Walking the dog can be hazardous to your health.
The New York Times reports: postprandial blood glucose will be better regulated if you keep moving.
Stephan Guyenet reports that more palatable foods are less satiating.
More on food reward: The history of toothpaste shows that the Flavorists were already getting started in the early 1900s.

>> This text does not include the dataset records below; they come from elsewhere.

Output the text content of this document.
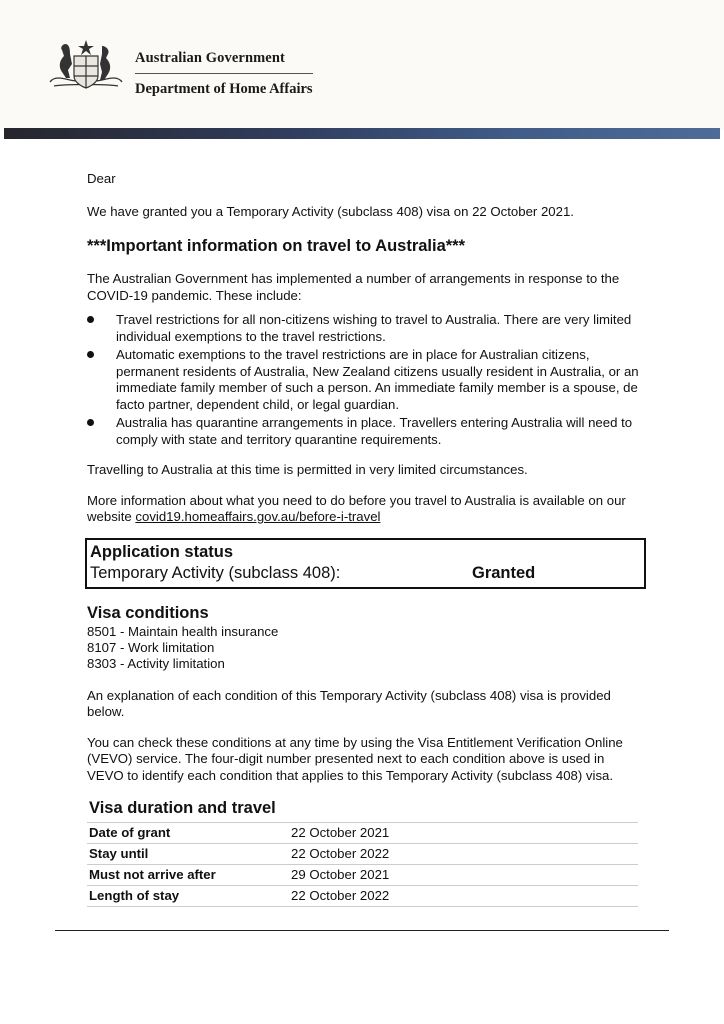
Australian Government
Department of Home Affairs

Dear

We have granted you a Temporary Activity (subclass 408) visa on 22 October 2021.

***Important information on travel to Australia***

The Australian Government has implemented a number of arrangements in response to the COVID-19 pandemic. These include:

Travel restrictions for all non-citizens wishing to travel to Australia. There are very limited individual exemptions to the travel restrictions.
Automatic exemptions to the travel restrictions are in place for Australian citizens, permanent residents of Australia, New Zealand citizens usually resident in Australia, or an immediate family member of such a person. An immediate family member is a spouse, de facto partner, dependent child, or legal guardian.
Australia has quarantine arrangements in place. Travellers entering Australia will need to comply with state and territory quarantine requirements.

Travelling to Australia at this time is permitted in very limited circumstances.

More information about what you need to do before you travel to Australia is available on our website covid19.homeaffairs.gov.au/before-i-travel

Application status
Temporary Activity (subclass 408):	Granted
Visa conditions
8501 - Maintain health insurance
8107 - Work limitation
8303 - Activity limitation

An explanation of each condition of this Temporary Activity (subclass 408) visa is provided below.

You can check these conditions at any time by using the Visa Entitlement Verification Online (VEVO) service. The four-digit number presented next to each condition above is used in VEVO to identify each condition that applies to this Temporary Activity (subclass 408) visa.

Visa duration and travel
Date of grant	22 October 2021
Stay until	22 October 2022
Must not arrive after	29 October 2021
Length of stay	22 October 2022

Paleo ideas are going mainstream: FoxNews has a slide show featuring nutritionist Carol Cottrill’s advice to avoid processed foods.
Dr Steve Parker reviews Mark Hyman’s book, which is #1 on Amazon.
Robert Su asks: what does it mean if you can hear your heartbeat?
Judy Tsafrir discusses the FODMAP diet.
Jennifer Fulwiler remarks upon a photo series of New Yorkers eating dinner: “I was surprised by the number of people who ate alone and/or who watched TV or used the computer during dinner.” New York is a lonely place.
 Cute animals: Looking for ideas to treat the mange on your baby sloth?
Also, be careful in Calgary: Stabby’s Japanese cousin is visiting.
 Only in Japan: Japan is a special culture. Many tsunami survivors lost all their family photos in the flood, and Japanese photographer Nobuyuki Kobayashi, with the help of hair and makeup volunteers and a legion of grade school students, decided to make up the loss with professional portraits and letters of support from schoolchildren. Here’s a slideshow.
This is Katsuko Abe, age 71, with her dog Kaede, getting ready for her portrait:
 Giving up weight for Lent? In the same post I linked above, Jennifer Fulwiler shares some good news:
As I look for something to wear this weekend, I’m reminded that I am in the middle of the wardrobe crisis that I’ve been waiting to have for ten years: all my clothes are too big. I don’t mean a little loose; I mean I perpetually look like I’m headed out to an M.C. Hammer costume contest.
Over the past few months I’ve lost 25 pounds. That’s a good thing, mainly since the drop on the scale was more of a side effect of lifestyle changes that have left me with more stamina and energy than I had when I was 20….
It’s too long a story to explain in detail here, but the short-short version is that it was Perfect Health Diet + rethinking what a reasonable portion size looks like + accepting that spiritual warfare really does come into play with getting healthy + learning to depend on a good jog for an energy boost.
 More on pork: Via Dan Moffet, another reason to avoid undercooked pork:
 Not the weekly video: Via Chris Highcock, Jeb Corliss makes a spectacular base jump in a wingsuit:
This was in Switzerland. On 16 January 2012, Jeb suffered multiple leg fractures in a similar jump off Table Mountain, Cape Town, South Africa.